Support offered for emerging technologies

The task force will also attempt to integrate blockchain technology at all levels of government to help promote emerging technologies. Blockchain technology is basically an information recording system that makes hacking impossible.

Although it is relatively new, governments around the world are intrigued by its transparency allowing the public to see and verify sensitive data. Additionally, if used correctly, blockchain solutions could reduce redundancy, streamline processes, reduce audit load, increase security, and ensure data integrity.

In recent years, the issue of workforce development has gained tremendous momentum as cities and states across the country have attempted to ensure that their workforce is well prepared to respond to challenges. needs of emerging technologies of the 21st century.

In his book, Purpose of the rentalDeanna Mulligan, CEO of Guardian Insurance, noted that AI (artificial intelligence) could eventually become more proficient than human professionals with specific work tasks. Companies like AT&T and Google are already preparing their employees for the widespread use of AI in their business practices. These companies and others offer internal training programs for employees to help them update their technology skills..
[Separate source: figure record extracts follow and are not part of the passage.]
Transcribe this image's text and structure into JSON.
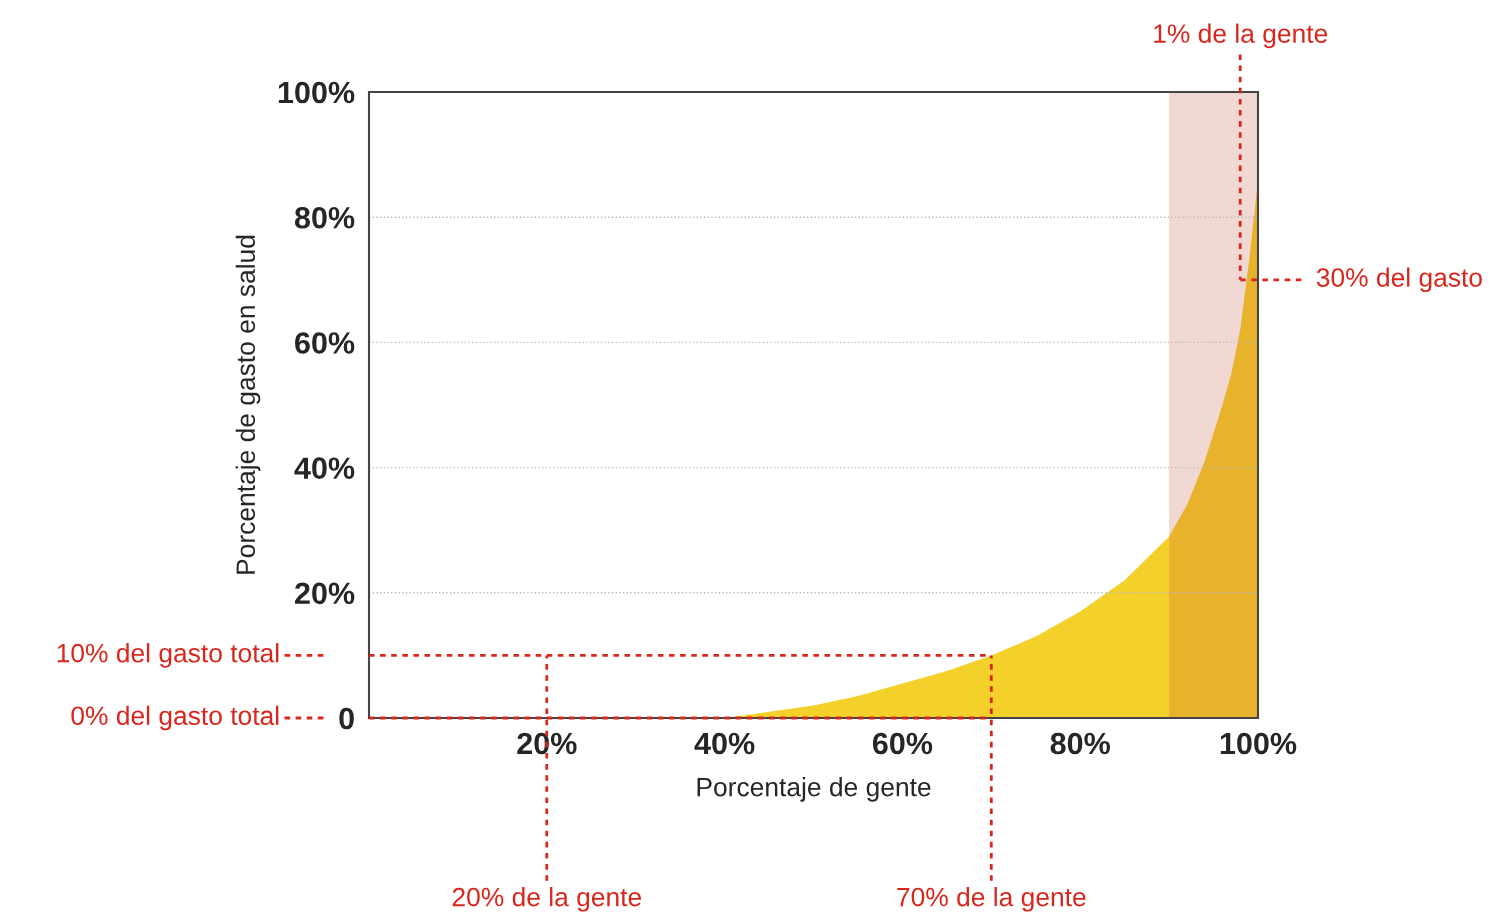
{
  "chart_data": {
    "type": "area",
    "xlabel": "Porcentaje de gente",
    "ylabel": "Porcentaje de gasto en salud",
    "xlim": [
      0,
      100
    ],
    "ylim": [
      0,
      100
    ],
    "xticks": [
      {
        "value": 20,
        "label": "20%"
      },
      {
        "value": 40,
        "label": "40%"
      },
      {
        "value": 60,
        "label": "60%"
      },
      {
        "value": 80,
        "label": "80%"
      },
      {
        "value": 100,
        "label": "100%"
      }
    ],
    "yticks": [
      0,
      {
        "value": 20,
        "label": "20%"
      },
      {
        "value": 40,
        "label": "40%"
      },
      {
        "value": 60,
        "label": "60%"
      },
      {
        "value": 80,
        "label": "80%"
      },
      {
        "value": 100,
        "label": "100%"
      }
    ],
    "grid": "y",
    "series": [
      {
        "color": "#f4d12a",
        "x": [
          40,
          45,
          50,
          55,
          60,
          65,
          70,
          75,
          80,
          85,
          90
        ],
        "values": [
          0,
          1,
          2,
          3.5,
          5.5,
          7.5,
          10,
          13,
          17,
          22,
          29
        ]
      },
      {
        "color": "#e8b22a",
        "x": [
          90,
          92,
          94,
          96,
          97,
          98,
          99,
          100
        ],
        "values": [
          29,
          34,
          41,
          50,
          55,
          62,
          73,
          86
        ]
      }
    ],
    "bands": [
      {
        "axis": "x",
        "from": 90,
        "to": 100,
        "color": "#f2d8d2"
      }
    ],
    "ref_lines": [
      {
        "axis": "y",
        "value": 10,
        "label": "10% del gasto total",
        "color": "#d9261c",
        "line_style": "dotted"
      },
      {
        "axis": "y",
        "value": 0,
        "label": "0% del gasto total",
        "color": "#d9261c",
        "line_style": "dotted"
      },
      {
        "axis": "x",
        "value": 20,
        "label": "20% de la gente",
        "color": "#d9261c",
        "line_style": "dotted"
      },
      {
        "axis": "x",
        "value": 70,
        "label": "70% de la gente",
        "color": "#d9261c",
        "line_style": "dotted"
      },
      {
        "axis": "x",
        "value": 98,
        "label": "1% de la gente",
        "color": "#d9261c",
        "line_style": "dotted"
      },
      {
        "axis": "y",
        "value": 70,
        "label": "30% del gasto",
        "color": "#d9261c",
        "line_style": "dotted"
      }
    ]
  }
}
Diversification of Nevada’s economy is (still) essential

In Nevada, more than 400,000 workers are employed by the casino industry. As a result, when an unforeseen disaster such as the COVID-19 pandemic negatively impacts this industry, the lack of diversity in the workforce makes Silver State one of the hardest hit globally. national.

The new task force plans to promote workforce training for emerging technologies that would ultimately result in a better-trained job market – and a Nevada economy with jobs less dependent on one industry: gambling. The result will be a diverse economy and a better trained workforce to meet the labor demands of the booming technology sector.

Rick Benbow is the regional vice president of Western Governors University Nevada.